The fund house said it is overweight on banks and non-banking financial companies (NBFCs). It expects bank net interest margins to improve in FY27, while asset quality at private banks is likely to recover, driving mid-teens earnings growth after a relatively slow FY26. NBFCs, meanwhile, continue to post strong earnings growth, supported by robust credit demand and improving margins due to easing interest rates.

HSBC Mutual Fund is also overweight on the consumer discretionary sector. It highlighted that internet-based platforms are benefiting from a strong shift in consumer behaviour towards quick commerce and e-commerce. Other segments such as jewellery, automobiles and travel-related businesses are also expected to gain from recent government measures aimed at increasing disposable incomes.

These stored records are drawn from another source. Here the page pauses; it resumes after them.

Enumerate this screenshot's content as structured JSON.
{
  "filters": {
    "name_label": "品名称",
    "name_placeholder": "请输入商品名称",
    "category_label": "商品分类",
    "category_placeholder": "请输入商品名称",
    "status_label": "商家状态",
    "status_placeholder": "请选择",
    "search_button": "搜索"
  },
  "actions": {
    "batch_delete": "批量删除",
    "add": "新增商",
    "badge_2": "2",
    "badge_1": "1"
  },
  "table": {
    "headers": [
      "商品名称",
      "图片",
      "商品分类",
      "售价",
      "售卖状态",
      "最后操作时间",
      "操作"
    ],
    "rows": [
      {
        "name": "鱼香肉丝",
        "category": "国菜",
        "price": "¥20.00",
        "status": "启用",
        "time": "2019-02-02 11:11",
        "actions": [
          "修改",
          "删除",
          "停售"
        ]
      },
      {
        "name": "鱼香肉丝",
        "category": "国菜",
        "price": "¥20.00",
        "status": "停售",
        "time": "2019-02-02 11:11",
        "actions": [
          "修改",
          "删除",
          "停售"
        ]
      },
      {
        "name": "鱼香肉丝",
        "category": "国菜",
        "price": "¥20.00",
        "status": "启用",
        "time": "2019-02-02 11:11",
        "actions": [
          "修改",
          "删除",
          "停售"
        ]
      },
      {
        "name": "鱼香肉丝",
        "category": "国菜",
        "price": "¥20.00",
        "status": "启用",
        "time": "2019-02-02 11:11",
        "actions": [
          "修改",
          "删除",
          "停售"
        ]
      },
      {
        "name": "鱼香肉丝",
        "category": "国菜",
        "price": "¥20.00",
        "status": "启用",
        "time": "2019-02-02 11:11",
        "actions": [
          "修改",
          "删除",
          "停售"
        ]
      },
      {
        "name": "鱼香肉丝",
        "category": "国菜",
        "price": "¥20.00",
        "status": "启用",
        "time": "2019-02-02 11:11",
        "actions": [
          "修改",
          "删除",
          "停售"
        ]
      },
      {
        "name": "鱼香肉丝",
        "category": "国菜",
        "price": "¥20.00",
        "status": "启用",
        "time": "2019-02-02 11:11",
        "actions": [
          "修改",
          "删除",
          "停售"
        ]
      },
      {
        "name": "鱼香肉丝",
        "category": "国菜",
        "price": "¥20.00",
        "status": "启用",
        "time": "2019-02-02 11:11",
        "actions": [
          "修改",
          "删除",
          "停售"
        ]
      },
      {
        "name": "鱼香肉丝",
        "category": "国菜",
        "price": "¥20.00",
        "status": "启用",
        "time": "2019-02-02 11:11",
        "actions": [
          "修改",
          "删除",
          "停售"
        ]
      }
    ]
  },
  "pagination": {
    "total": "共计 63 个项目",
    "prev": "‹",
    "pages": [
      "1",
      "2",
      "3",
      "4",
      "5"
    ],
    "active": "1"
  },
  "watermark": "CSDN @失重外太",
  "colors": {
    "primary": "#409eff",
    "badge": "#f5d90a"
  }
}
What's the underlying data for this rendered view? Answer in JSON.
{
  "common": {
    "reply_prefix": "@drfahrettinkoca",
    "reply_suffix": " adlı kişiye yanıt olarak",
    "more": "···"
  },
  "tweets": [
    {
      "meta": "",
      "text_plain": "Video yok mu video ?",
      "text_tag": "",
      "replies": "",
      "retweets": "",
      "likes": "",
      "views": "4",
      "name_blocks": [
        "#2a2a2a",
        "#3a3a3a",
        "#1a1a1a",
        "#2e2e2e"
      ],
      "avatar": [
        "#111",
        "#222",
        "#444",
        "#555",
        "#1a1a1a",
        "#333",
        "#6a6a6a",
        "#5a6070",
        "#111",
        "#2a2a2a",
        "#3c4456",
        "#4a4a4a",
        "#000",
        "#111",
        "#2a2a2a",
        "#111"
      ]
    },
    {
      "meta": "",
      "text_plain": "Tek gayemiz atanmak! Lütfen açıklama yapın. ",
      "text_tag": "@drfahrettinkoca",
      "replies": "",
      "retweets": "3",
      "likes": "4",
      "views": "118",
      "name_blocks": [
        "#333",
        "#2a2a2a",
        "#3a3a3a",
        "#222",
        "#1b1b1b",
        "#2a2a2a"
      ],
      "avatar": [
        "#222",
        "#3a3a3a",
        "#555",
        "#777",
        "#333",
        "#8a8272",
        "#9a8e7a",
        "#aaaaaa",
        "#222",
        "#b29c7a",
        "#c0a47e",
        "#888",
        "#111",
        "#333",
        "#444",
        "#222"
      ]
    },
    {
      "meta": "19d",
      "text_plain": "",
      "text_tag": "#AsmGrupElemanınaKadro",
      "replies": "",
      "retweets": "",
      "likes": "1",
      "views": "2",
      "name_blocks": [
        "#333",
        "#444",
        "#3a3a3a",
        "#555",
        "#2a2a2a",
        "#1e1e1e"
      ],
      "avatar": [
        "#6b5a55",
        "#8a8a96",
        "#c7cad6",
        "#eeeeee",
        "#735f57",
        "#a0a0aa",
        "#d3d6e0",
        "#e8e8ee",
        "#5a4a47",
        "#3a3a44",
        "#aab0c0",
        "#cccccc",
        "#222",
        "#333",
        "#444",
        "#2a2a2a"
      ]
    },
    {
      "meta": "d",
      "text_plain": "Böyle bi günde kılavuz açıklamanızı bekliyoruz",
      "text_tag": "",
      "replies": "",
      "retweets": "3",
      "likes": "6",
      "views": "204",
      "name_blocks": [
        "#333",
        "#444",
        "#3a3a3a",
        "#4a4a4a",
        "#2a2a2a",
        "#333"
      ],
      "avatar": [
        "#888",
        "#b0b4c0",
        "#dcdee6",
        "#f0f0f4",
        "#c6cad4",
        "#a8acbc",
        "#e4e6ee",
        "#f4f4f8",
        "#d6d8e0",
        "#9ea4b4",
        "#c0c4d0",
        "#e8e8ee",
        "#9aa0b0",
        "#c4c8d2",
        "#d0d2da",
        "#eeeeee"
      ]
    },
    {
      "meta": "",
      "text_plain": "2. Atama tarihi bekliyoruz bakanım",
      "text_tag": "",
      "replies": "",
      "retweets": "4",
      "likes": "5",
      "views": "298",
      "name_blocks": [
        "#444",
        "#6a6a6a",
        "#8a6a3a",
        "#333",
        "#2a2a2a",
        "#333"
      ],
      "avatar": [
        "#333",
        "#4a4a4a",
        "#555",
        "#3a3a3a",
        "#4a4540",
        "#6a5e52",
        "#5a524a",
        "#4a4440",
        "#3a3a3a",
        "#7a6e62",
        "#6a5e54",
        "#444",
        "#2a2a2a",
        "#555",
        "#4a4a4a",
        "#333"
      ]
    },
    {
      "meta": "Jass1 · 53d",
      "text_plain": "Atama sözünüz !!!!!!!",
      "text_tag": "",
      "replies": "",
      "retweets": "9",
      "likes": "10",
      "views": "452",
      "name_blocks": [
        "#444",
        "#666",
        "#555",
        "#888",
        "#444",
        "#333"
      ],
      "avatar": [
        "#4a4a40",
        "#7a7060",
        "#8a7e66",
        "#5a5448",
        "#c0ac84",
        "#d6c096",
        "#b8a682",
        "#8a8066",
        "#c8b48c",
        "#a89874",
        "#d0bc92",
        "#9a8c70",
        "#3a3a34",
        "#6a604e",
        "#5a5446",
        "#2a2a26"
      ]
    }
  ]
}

Electronic manufacturing services remains a key structural theme, driven by the government’s focus on building a comprehensive electronics manufacturing value chain in India. The fund house, however, remains neutral on information technology and industrials, noting that FY27 IT earnings could approach double-digit growth, aided by the adoption of generative artificial intelligence.

The report said HSBC continues to stay underweight on metals, as it believes most of the upside in aluminium and steel prices is already reflected in current valuations.

Highlighting market performance trends, the report noted a divergence in 2025 so far, with the Nifty Total Return Index (TRI) up 12 per cent till November, NSE mid-cap stocks gaining 6.5 per cent, while the BSE Smallcap index declined 5 per cent.

“While 2025 has seen muted earnings growth for the Nifty and subdued equity market performance, several positive developments on the economic front could support stronger market outcomes in 2026,” the report added.